Bir diğer macera; "Haber geldi. Göçen Rumlardan biri öğrenmiş.
Kırklareli'nin Fatmakaya Köyü'nde define bir ağacın altına gömülmüş. Tam
yanında da askeriye var. Bütün gün yağmur yağdı, donuma kadar ıslandım.

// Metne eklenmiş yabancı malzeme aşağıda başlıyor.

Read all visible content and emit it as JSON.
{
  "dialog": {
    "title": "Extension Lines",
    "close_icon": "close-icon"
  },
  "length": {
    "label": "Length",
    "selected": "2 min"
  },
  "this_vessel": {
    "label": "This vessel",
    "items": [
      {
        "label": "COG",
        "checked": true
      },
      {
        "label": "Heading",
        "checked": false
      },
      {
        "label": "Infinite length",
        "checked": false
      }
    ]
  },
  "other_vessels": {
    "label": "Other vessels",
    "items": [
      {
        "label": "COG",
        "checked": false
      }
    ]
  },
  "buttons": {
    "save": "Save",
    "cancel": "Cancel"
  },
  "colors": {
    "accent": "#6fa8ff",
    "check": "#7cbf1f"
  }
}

Ateş yakamıyorum, asker görür. Kazıyorum define yok. Askeriyenin
tellerine kadar kazarak geldim. Bir gece bir düdük sesi geldi, koşa koşa
ormanın içinde kayboldum. İki gün yürüdüm. İstanbul'a dönene kadar yine
anam ağladı".
Bulgaristan'dan geldi
Ali Yaman ise izinli 67 define kazısı yapmış. Yasal kazıda Türkiye
rekoru elinde. "Türkiye'deki arkeologların toplamından daha çok kazı
yaptım, bir tek diş bile bulamadım. Bu bir mikrop. Adama bulaştı mı
hayatta bir daha çıkmaz" diyor.
Ona 'define mikrobu', tam 53 yıl önce, Bulgaristan'da zengin bir
ailenin tek çocuğu olarak yaşarken bulaşmış. 22 yaşındayken Türkiye' den
bir adam gelmiş ve Yaman'ın yaşadığı ilçenin belediye başkanının
tarlasında bir kuyu olduğunu ve savaşta buradan kaçan Türklerin bu
kuyunun taşlarının arasına altın bıraktığını söylemiş. "İşte o yalancı
hayatımı kaydırdı" diyor. Karla kaplı tarlada geceleri önce kuyuyu,
kuyuyu bulduktan sonrada tek tek taşlarını sökerek define aramışlar. 15
gün aramışlar, bir şey yok. Donmaktan zor kurtulmuşlar.
Birkaç yıl sonra Bursa'ya göç etmiş Yaman ailesi. Yaman, "Bir gün
İstanbul'a kaçtım. Yıl 1951, defineci kum gibi. Herkes ortalığı kazıyor.
Sonra definecilerin kahvehanelerini buldum. 50 yıllık dostlarım Fehmi
ve Selahattin ile tanıştım. Halen de onlarla kazıyoruz işte" diyor.
1951'den sonra Yaman'ın tüm hafta sonları ve yıllık izinleri, define
peşinde geçmiş. Dinamitler patlatılmış, dozerler kiralanmış, geniş
araziler köstebek gibi aylarca kazılmış. Define bulunamamış ama elde
avuçta bulunan ne varsa gitmiş.
Ava gideni avlama yolları
Definecilerin hayalperestliği bazı uyanıkların geçim kaynağı. Ömür
Kıraathanesi'ndeki Boşnak Hasan, kendi geliştirdiği aletleri
definecilere pazarlıyor. Kahvehanenin diğer bir köşesinde ise hocalar
oturuyor. Defineyi büyü nedeniyle
bulamadığına inanan defineciler, onları kazı yapılan yere götürerek
okuyup, üfletiyor. Tabii, peşin ücretle. Kayserililer ise ayakkabı
derisini eskiterek üzerine Rum ve İbranice yazıların olduğu sahte
haritalar çiziyor ve satıyor. Rivayete göre bu işi yapanlar İstanbul'da
apartman sahibi olmuş. Sahte definenin yerini gösteren araçlar ise
definecileri
'kazıklamanın' en etkin yollarından. Gece dürbününü, 'define
dürbünü' diye satın alan çok sayıda defineci var. Dürbün ile gece
baktığında yeşil ışığın parladığı yerlerde define olduğu masalına
kananlar, nice tarlayı delik deşik etmiş.